Biological dosimetry
Dosimeter biologi didasarkan efek biologi radiasi. Dalam
radioterapi yang erat dengan pembunuhan klonogen sel tumor, dosimetri biologi dapat digunakan untuk penilaian hasil radioterapi. Namun dalam dosimetri ini tidak mudah dikuantisasi, evaluasi harus sangat hati-hati karena bersifat kompleks seperti sistem biologi.
Ada dua jenis dosimeteri biologi dalam radioterapi: assays
erythema dan aberasi kromosom. Effek biologi radiasi yang diamati pada kulit adalah pemerahan seperti pada efek terbakar sinar matahari. Efek ini dapat dihubungkan dengan kemungkinan penyembuhan tumor yang sedang menjalani radioterapi. Oleh karenanya bila kesulitan memperoleh peralatan dosimetri, erythema merupakan dosis pertama yang dapat dikuantisasi dalam radioterapi. Namun sensitivitas individual berpengaruh dalam clinical judgement. Ada usaha untuk membuat tabel kuantisasi hubungan antara kemerahan kulit dengan dosis. Kuantisasi berdasarkan hasil pengukuran reflectance spectrophotometer. Dalam teknik aberasi kromosom, sampel darah diambil dari individu dan dengan menggunakan mikroskop jumlah aberasi dapat dihitung. Dengan dosimetri ini dosis pada seluruh tubuh mulai dari 0.1 Sv dapat diamati. Untuk radiasi dengan lapangan terbatas seperti pada perlakuan radioterapi, dosis ambang menjadi lebih tinggi.

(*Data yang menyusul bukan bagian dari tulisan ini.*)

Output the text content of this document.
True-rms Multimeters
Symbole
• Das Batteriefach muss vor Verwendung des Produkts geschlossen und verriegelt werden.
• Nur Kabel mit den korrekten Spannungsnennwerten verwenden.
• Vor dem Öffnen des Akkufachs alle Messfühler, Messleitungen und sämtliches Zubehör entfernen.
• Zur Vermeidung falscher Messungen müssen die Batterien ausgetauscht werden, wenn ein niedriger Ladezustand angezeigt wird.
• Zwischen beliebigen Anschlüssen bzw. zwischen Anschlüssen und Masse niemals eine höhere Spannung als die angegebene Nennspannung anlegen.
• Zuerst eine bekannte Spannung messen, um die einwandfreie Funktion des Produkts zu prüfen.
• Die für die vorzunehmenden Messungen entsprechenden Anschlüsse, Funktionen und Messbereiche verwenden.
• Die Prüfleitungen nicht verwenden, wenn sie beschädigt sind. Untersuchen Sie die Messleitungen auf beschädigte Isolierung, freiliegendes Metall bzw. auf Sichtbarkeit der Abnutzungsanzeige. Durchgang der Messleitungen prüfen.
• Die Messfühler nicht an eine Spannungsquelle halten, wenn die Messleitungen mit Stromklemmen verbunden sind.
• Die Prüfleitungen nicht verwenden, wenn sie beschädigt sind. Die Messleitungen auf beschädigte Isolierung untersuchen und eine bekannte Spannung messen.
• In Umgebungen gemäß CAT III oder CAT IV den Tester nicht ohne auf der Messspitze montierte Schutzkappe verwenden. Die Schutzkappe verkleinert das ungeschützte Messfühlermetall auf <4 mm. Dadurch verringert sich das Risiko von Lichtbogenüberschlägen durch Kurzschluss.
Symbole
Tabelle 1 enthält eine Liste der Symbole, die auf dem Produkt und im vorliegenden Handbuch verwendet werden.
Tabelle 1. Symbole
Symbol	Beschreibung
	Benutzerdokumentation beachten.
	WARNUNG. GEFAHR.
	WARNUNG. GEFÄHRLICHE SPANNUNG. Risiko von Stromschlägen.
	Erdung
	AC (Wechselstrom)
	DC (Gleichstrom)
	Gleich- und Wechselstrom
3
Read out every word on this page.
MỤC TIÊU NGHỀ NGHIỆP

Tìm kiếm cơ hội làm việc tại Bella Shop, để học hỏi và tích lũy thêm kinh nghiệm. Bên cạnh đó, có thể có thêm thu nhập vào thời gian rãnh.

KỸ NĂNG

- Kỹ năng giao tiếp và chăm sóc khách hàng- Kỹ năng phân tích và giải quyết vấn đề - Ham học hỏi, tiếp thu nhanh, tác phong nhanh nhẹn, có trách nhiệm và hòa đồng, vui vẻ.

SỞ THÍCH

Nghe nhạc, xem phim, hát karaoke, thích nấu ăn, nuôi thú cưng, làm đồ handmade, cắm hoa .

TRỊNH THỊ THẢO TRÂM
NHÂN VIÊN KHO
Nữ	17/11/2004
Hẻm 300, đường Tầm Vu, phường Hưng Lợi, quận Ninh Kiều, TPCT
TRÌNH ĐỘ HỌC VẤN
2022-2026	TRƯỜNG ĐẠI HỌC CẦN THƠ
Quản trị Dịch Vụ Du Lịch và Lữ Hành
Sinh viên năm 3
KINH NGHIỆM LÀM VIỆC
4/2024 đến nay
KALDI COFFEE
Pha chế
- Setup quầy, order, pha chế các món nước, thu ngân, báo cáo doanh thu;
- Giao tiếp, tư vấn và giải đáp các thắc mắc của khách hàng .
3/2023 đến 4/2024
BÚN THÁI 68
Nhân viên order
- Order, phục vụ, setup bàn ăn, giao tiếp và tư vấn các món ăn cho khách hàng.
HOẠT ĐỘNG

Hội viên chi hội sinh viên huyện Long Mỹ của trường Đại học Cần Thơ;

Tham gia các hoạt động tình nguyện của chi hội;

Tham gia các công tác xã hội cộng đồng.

Ketelitian dosimetri ini rendah, karena untuk dosis rendah kemungkinan dipengaruhi pula oleh aberasi spontan. Untuk mengetahui pengaruh aberasi spontan pada individu, sampel darah diambil kembali sekitar 4 minggu setelah eksposi. Pada umumnya analis aberasi kromosom digunakan bila terjadi kecelakaan, dan dosimetri ini dilakukan pada laboratorium khusus, seperti BATAN.